Ces choses de la surface ne sont pas dramatiques. Elles m’apparaissent de plus en plus comme des bulles de savon, surtout depuis le 3 février.

Il y a des gens qui viennent me voir désespérés, en larmes, dans ce qu’ils appellent de terribles souffrances morales; quand je les vois ainsi, je déplace un peu l’aiguille dans ma conscience qui vous contient, et quand ils s’en vont, ils se trouvent tout soulagés. C’est juste comme l’aiguille d’une boussole: on déplace un peu l’aiguille dans la conscience, et c’est fini. Naturellement, ça revient après, à cause de l’habitude. Ce ne sont rien que des bulles de savon.

J’ai connu aussi la souffrance, mais il y avait toujours une partie de moi-même qui savait se tenir en arrière, à l’écart.
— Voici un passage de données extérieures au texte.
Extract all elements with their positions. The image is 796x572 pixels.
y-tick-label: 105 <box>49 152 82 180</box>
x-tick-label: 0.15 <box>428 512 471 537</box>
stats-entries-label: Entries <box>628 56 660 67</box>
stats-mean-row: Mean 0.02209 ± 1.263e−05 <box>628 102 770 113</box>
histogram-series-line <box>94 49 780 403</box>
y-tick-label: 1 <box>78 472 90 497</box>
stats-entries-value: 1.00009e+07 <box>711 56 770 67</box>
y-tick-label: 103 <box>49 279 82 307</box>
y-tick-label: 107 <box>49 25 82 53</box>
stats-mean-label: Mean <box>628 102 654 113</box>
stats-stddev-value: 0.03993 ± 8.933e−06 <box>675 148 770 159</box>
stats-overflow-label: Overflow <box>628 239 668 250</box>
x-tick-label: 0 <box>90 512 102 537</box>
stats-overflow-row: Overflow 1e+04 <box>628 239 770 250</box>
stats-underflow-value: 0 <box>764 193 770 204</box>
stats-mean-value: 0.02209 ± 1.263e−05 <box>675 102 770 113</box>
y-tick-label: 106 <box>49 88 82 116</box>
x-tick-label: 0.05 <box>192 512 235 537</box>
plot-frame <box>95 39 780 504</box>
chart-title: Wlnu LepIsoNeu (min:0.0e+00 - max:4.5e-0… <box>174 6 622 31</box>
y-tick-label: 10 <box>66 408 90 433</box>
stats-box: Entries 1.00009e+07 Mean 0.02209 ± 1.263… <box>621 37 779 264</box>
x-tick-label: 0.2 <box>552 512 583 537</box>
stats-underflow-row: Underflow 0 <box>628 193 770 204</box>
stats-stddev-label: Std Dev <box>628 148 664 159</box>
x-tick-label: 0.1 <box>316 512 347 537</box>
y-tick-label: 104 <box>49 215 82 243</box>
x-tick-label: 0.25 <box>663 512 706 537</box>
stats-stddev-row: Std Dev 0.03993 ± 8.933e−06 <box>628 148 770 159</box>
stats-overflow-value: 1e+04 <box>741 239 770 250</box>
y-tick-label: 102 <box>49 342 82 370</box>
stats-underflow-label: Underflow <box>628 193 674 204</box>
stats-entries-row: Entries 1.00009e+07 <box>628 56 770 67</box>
La seule chose qui m’apparaisse encore dans le monde comme intolérable, maintenant, ce sont toutes les détériorations physiques, les souffrances physiques, la laideur, l’impuissance à exprimer cette capacité de beauté qui est en chaque être. Mais ça aussi, ce sera conquis un jour. Là aussi, le pouvoir viendra un jour de déplacer un peu l’aiguille. Seulement, il faut monter plus haut dans la conscience: plus on veut descendre dans la matière, plus il faut s’élever dans la conscience. Cela demandera du temps. Sri Aurobindo avait sûrement raison quand il parlait de quelques siècles.